What has happened down here is the wind have changed
Clouds roll in from the north and it started to rain — Randy Newman, Louisiana from the LP Good Old Boys (1974)
While I still think McCain (my 2nd prediction if Rudy did not get it, from more than a year ago) I have got to say, before all the votes are counted from Tuesday, that something in the wind has changed on the Dem side.
I’m willing to say that, barring a brokered convention where the Clintons strong-arm the super-delegates, Barack Obama will win the Dem nomination. And, he may be hard to beat in November. There’s just something about a young, hopeful guy against the crotchety old man, I don’t see how the Republicans beat him, inexperience and all. I have to admit I feel it would be a bit exciting to have him president, although I disagree with him on almost every substantial issue (other than immigration, gay rights and abortion).
Romney, on the other hand, no matter what the McCain haters say, will lose to either one. I see absolutely no scenario where Romney could pick up enough Independent votes to win, and the ABM haters, I think, know this but, like LImbaugh admits, would rather a Dem win than McCain.
Romney is too much a stereo-typical slick politician to ever ’strike a chord’ with the electorate.
Barring a big Hillary comeback (which, reading a few articles today, is all but mathematically impossible) Dems are headed toward a brokered convention and either a very bitter Clinton faction or a very bitter black electorate. I think dissing Clinton is the less risky path now, which is why I’m willing to say I was wrong and Hillary will be disposed of, and if she is, its the end of the Clintons forever as a national power.
It might be worth a neophyte like Obama winning the presidency to be rid of them.
Any other scenario than Romney being nominated and/or elected is good for me. Only Ron Paul would be a worse disaster for both the Republicans and the country. The way his supporters have been acting this past week only reinforces that. I long to rub their noses in a McCain victory and let them sit home in November and prove their impotence when McCain beats Hillary without them.

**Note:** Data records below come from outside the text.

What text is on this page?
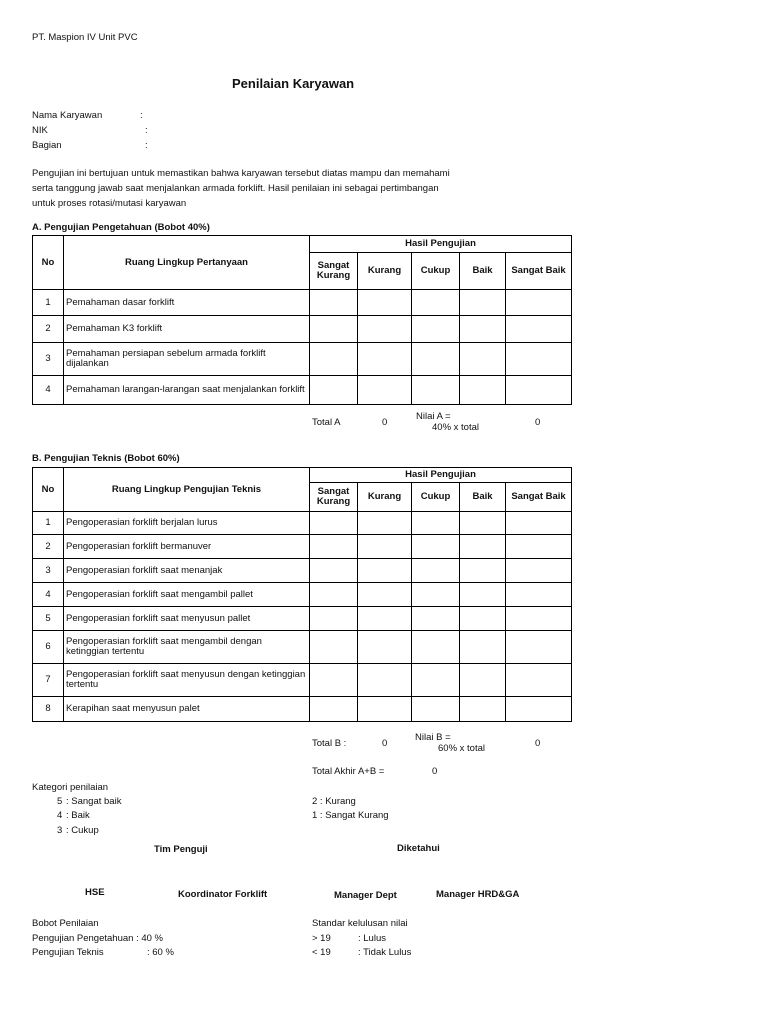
PT. Maspion IV Unit PVC
Penilaian Karyawan
Nama Karyawan	:
NIK	:
Bagian	:
Pengujian ini bertujuan untuk memastikan bahwa karyawan tersebut diatas mampu dan memahami
serta tanggung jawab saat menjalankan armada forklift. Hasil penilaian ini sebagai pertimbangan
untuk proses rotasi/mutasi karyawan
A. Pengujian Pengetahuan (Bobot 40%)
No	Ruang Lingkup Pertanyaan	Hasil Pengujian				
		Sangat Kurang	Kurang	Cukup	Baik	Sangat Baik
1	Pemahaman dasar forklift					
2	Pemahaman K3 forklift					
3	Pemahaman persiapan sebelum armada forklift dijalankan					
4	Pemahaman larangan-larangan saat menjalankan forklift					
Total A	0
Nilai A =
40% x total	0
B. Pengujian Teknis (Bobot 60%)
No	Ruang Lingkup Pengujian Teknis	Hasil Pengujian				
		Sangat Kurang	Kurang	Cukup	Baik	Sangat Baik
1	Pengoperasian forklift berjalan lurus					
2	Pengoperasian forklift bermanuver					
3	Pengoperasian forklift saat menanjak					
4	Pengoperasian forklift saat mengambil pallet					
5	Pengoperasian forklift saat menyusun pallet					
6	Pengoperasian forklift saat mengambil dengan ketinggian tertentu					
7	Pengoperasian forklift saat menyusun dengan ketinggian tertentu					
8	Kerapihan saat menyusun palet					
Total B :	0
Nilai B =
60% x total	0
Total Akhir A+B =	0
Kategori penilaian
5 : Sangat baik
4 : Baik
3 : Cukup
2 : Kurang
1 : Sangat Kurang
Tim Penguji	Diketahui
HSE	Koordinator Forklift	Manager Dept	Manager HRD&GA
Bobot Penilaian
Pengujian Pengetahuan : 40 %
Pengujian Teknis	: 60 %
Standar kelulusan nilai
> 19	: Lulus
< 19	: Tidak Lulus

Good article by Chris Bowers at OpenLeft that shows the arithmetic: if trends hold, its nearly impossible for either Dem candidate to get the 2k+ delegates needed to win going into the convention.
While a brokered convention is seen as being in Hillary’s favor now, that may change if the electorate proves decisively that Obama is the favored candidate.

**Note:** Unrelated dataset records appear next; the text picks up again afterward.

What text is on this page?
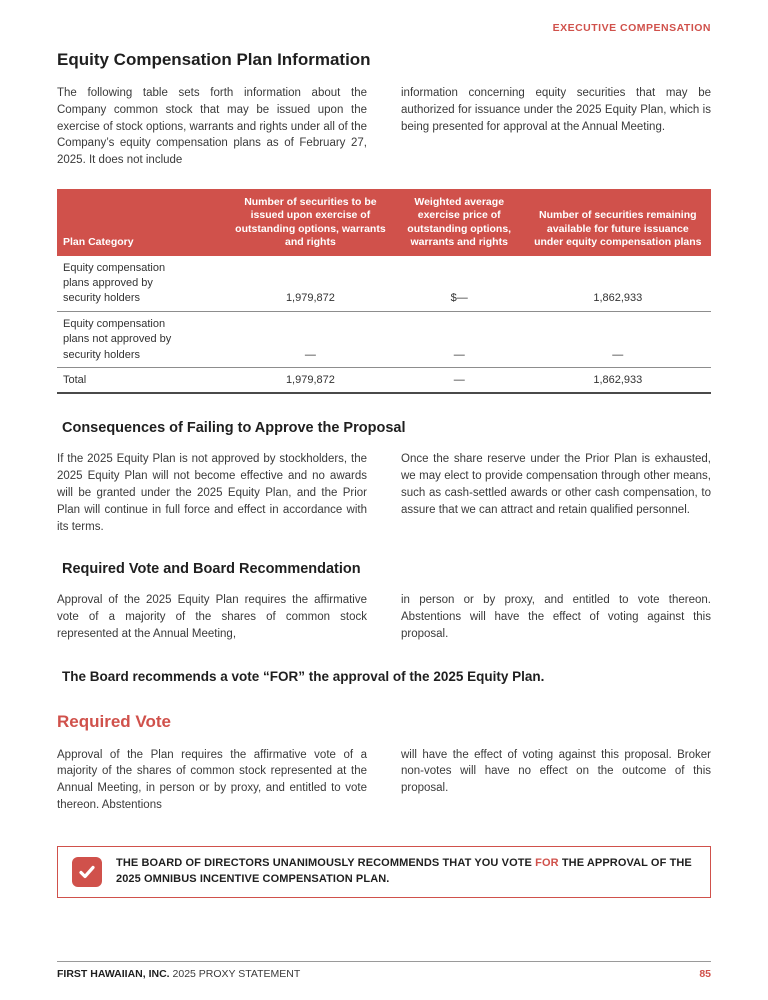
EXECUTIVE COMPENSATION
Equity Compensation Plan Information

The following table sets forth information about the Company common stock that may be issued upon the exercise of stock options, warrants and rights under all of the Company’s equity compensation plans as of February 27, 2025. It does not include

information concerning equity securities that may be authorized for issuance under the 2025 Equity Plan, which is being presented for approval at the Annual Meeting.

Plan Category	Number of securities to be issued upon exercise of outstanding options, warrants and rights	Weighted average exercise price of outstanding options, warrants and rights	Number of securities remaining available for future issuance under equity compensation plans
Equity compensation plans approved by security holders	1,979,872	$—	1,862,933
Equity compensation plans not approved by security holders	—	—	—
Total	1,979,872	—	1,862,933
Consequences of Failing to Approve the Proposal

If the 2025 Equity Plan is not approved by stockholders, the 2025 Equity Plan will not become effective and no awards will be granted under the 2025 Equity Plan, and the Prior Plan will continue in full force and effect in accordance with its terms.

Once the share reserve under the Prior Plan is exhausted, we may elect to provide compensation through other means, such as cash-settled awards or other cash compensation, to assure that we can attract and retain qualified personnel.

Required Vote and Board Recommendation

Approval of the 2025 Equity Plan requires the affirmative vote of a majority of the shares of common stock represented at the Annual Meeting,

in person or by proxy, and entitled to vote thereon. Abstentions will have the effect of voting against this proposal.

The Board recommends a vote “FOR” the approval of the 2025 Equity Plan.

Required Vote

Approval of the Plan requires the affirmative vote of a majority of the shares of common stock represented at the Annual Meeting, in person or by proxy, and entitled to vote thereon. Abstentions

will have the effect of voting against this proposal. Broker non-votes will have no effect on the outcome of this proposal.

THE BOARD OF DIRECTORS UNANIMOUSLY RECOMMENDS THAT YOU VOTE FOR THE APPROVAL OF THE 2025 OMNIBUS INCENTIVE COMPENSATION PLAN.
FIRST HAWAIIAN, INC. 2025 PROXY STATEMENT	85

That would be the finest revenge. “The Base” are freaking out about Huckabee “helping” McCain, and you know what, fuck the base. I’ve had it up to here with the base. The base are lock-step, dogmatic, doctrinaire reactionaries who take their marching orders from Rush Limbaugh. Fuck them eternally. I detest the base and find myself in disagreement with them on so more issues than I agree.
Reading the leftblogs tonight, they are bullish on Obama, (which is in character for the leftwingnuts) but they have the numbers and scenaria to back it up:
Open Left’s Matt Stoller thinks the pressure is actually on HRC, not Obama: “Clinton raised $10M in January, not a small amount. But Obama raised $32M, with a good amount of that coming in over the internet from small dollar donors. He can and will continue to raise money from these people. If Obama does well on Super Tuesday, he will set himself up for a delegate lead later in the month because of a slew of favorable states, and he will end up drying up Clinton’s money. Clinton donors gave because they saw her as inevitable, but if she doesn’t take the majority of delegates on Tuesday it’s going to be tough to close what is clearly a widening money gap.”
MyDD’s Jonathan Singer agrees: “If [HRC] is able put Obama away by taking a significant delegate lead tomorrow — one that couldn’t be whittled away during the subsequent February nominating contests, which seem to generally favor Obama — she might be able to end the nomination battle a lot sooner than many currently believe. However, I believe that Markos is totally spot on when he writes today that if Clinton is unable to bank enough delegates tomorrow she could find herself in some long-term difficulties because of a possibly massive fundraising disadvantage.”